Managed care is a popular model for Medicaid, available in more than two-thirds of the state, so it’s possible that others will follow in Nevada’s footsteps. California, for example, has included an exemption in its request for health plans to be sold on the marketplace for Medicaid managed-care plans, presumably to make it easier for those plans to get into the market.

"This is one of the best, cost-efficient ways for states to deal with this issue of churn," says Jenna Stento, who tracks state implementation of the ACA at Avalere Health, a consulting firm. "Not all states have such robust managed care. They don't have the infrastructure. But for those that do, this is a good way to do it."

But states also have other options to address the same issue in different ways.
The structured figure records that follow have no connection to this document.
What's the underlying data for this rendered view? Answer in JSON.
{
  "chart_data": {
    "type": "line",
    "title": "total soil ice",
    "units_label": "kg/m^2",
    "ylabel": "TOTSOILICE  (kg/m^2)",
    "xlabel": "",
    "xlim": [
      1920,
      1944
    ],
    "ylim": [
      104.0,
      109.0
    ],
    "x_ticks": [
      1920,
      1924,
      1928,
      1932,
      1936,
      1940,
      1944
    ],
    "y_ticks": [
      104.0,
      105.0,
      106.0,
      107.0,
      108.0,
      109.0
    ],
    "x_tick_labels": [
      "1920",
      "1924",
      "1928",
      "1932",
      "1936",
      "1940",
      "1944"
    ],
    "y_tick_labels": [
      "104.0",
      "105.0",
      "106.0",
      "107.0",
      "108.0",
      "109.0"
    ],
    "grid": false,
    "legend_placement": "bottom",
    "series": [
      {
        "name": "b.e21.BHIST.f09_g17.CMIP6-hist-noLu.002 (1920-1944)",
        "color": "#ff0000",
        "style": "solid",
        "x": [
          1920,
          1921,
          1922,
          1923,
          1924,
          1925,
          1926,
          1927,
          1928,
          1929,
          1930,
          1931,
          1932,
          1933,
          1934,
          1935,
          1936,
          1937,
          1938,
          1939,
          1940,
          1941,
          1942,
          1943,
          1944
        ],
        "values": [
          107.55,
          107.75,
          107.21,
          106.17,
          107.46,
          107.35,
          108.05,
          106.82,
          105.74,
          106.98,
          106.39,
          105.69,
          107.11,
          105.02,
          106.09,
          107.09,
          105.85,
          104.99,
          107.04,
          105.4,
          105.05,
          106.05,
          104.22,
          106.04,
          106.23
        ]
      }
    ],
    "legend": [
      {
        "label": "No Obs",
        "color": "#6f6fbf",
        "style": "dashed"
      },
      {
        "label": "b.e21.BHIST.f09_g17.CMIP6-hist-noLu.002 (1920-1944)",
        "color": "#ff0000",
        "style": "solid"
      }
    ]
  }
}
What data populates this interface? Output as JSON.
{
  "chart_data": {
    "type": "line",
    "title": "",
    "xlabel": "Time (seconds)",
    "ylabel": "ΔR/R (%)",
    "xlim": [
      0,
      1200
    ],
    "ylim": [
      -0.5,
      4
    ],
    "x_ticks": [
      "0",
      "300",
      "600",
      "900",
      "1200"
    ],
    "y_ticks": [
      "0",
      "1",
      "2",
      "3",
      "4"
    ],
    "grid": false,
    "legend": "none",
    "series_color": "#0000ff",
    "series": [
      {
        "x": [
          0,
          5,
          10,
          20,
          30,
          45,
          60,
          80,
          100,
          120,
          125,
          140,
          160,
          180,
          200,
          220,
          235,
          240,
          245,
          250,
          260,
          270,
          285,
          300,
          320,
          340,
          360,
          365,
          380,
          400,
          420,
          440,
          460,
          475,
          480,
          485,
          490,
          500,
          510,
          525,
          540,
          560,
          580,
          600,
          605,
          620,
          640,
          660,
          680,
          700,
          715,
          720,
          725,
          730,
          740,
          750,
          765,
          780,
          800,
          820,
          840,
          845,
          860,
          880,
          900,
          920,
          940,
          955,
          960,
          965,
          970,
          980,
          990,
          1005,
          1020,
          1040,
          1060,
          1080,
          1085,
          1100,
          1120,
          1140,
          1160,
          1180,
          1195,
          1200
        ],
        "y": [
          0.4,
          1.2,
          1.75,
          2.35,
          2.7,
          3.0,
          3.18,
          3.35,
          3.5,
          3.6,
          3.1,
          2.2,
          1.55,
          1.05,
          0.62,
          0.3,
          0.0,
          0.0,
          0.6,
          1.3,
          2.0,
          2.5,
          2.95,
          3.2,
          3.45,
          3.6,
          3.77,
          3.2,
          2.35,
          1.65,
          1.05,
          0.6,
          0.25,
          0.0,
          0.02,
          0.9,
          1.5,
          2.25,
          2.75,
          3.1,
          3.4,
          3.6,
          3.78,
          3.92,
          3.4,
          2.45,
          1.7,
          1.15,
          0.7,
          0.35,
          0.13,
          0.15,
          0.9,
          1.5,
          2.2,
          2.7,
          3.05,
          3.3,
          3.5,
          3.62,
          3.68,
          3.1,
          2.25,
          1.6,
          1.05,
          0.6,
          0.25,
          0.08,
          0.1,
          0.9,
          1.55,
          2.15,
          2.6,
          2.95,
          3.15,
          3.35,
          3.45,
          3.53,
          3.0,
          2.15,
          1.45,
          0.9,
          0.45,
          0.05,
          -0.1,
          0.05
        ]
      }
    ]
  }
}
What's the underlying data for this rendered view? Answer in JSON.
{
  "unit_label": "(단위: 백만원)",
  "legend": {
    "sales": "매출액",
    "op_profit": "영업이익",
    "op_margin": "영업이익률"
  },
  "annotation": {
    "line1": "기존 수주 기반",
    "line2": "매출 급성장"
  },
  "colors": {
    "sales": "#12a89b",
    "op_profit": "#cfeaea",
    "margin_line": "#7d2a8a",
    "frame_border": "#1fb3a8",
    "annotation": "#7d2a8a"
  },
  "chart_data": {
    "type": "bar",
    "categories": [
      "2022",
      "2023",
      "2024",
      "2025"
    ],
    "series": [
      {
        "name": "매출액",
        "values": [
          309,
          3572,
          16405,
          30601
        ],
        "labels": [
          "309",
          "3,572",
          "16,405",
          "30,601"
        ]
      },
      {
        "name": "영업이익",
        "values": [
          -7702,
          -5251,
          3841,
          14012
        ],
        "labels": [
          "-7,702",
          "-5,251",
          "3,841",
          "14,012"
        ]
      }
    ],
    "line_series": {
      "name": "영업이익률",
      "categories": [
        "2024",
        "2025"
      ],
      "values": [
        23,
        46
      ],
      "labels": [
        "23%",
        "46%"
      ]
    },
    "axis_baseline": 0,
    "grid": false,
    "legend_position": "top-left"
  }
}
One of the most interesting is called “premium assistance.” Basically, the state Medicaid program helps individuals pay for private coverage in the individual market, which would mostly be housed on the ACA’s marketplaces starting next year. The idea is to lighten the load of private insurance, which is usually more expensive than Medicaid, and to ensure that recipients receive coverage that is as comprehensive as what they would receive through Medicaid.

It’s a decidedly obscure option, even in the realm of policy wonks. According to a 2010 Government Accountability Office report, only six states were offering it, and the number of beneficiaries is projected to be very low. But it could be another way to get at the churning problem. If somebody’s income goes above 138 percent of the poverty line and they move to subsidized coverage on the marketplace, the premium assistance could offset some of the new costs for the individuals and make sure that their coverage doesn’t fall off in the private market.

“This is obviously a whole new world. It’s reasonable for states to be exploring all of these options,” says Joan Alker, co-executive director at Georgetown University’s Center for Children and Families, who covered the premium assistance options under the ACA in a recent blog post. She expects some states will at least take it under consideration.

Alker points out that the idea could be appealing to Republican-led states that might want to funnel more people to private insurance. “It has some ideological attractiveness,” she says. “A recurring theme in conservative health policy is giving folks a voucher and using it to buy private coverage.”

Arguably the best hope for combating churning is the Basic Health Plan option created by the ACA. The law allows states to create a state-run health plan that replaces the Medicaid expansion and some of the marketplace population by covering everyone up to 200 percent of the federal poverty level. People above that line would still buy insurance on the marketplaces.

A 2012 Health Affairs report estimated that Basic Health Plans would significantly reduce churning by offering a single route to coverage for low-income Americans. The reason being, the higher up the income scale you go, the more stability there is; people at 200 percent of the poverty line are less likely to be moving back and forth than people at 138 percent.

Five states have already tested an early version of the program. But full-scale implementation will have to wait: as Kaiser Health News reported, the Obama administration decided earlier this month to postpone the rollout of Basic Health Plans until 2015.

The market could be limited to a few ambitious states, Avalere's Stento speculates. States might find running a whole new health plan, separate from their Medicaid program, to be too much of an administrative burden.

"I would suspect that most states will end up mitigating churn through Medicaid and the exchanges, and a minority of states will try Basic Health Plans," she says. "I don't suspect this will be a widespread program come 2015."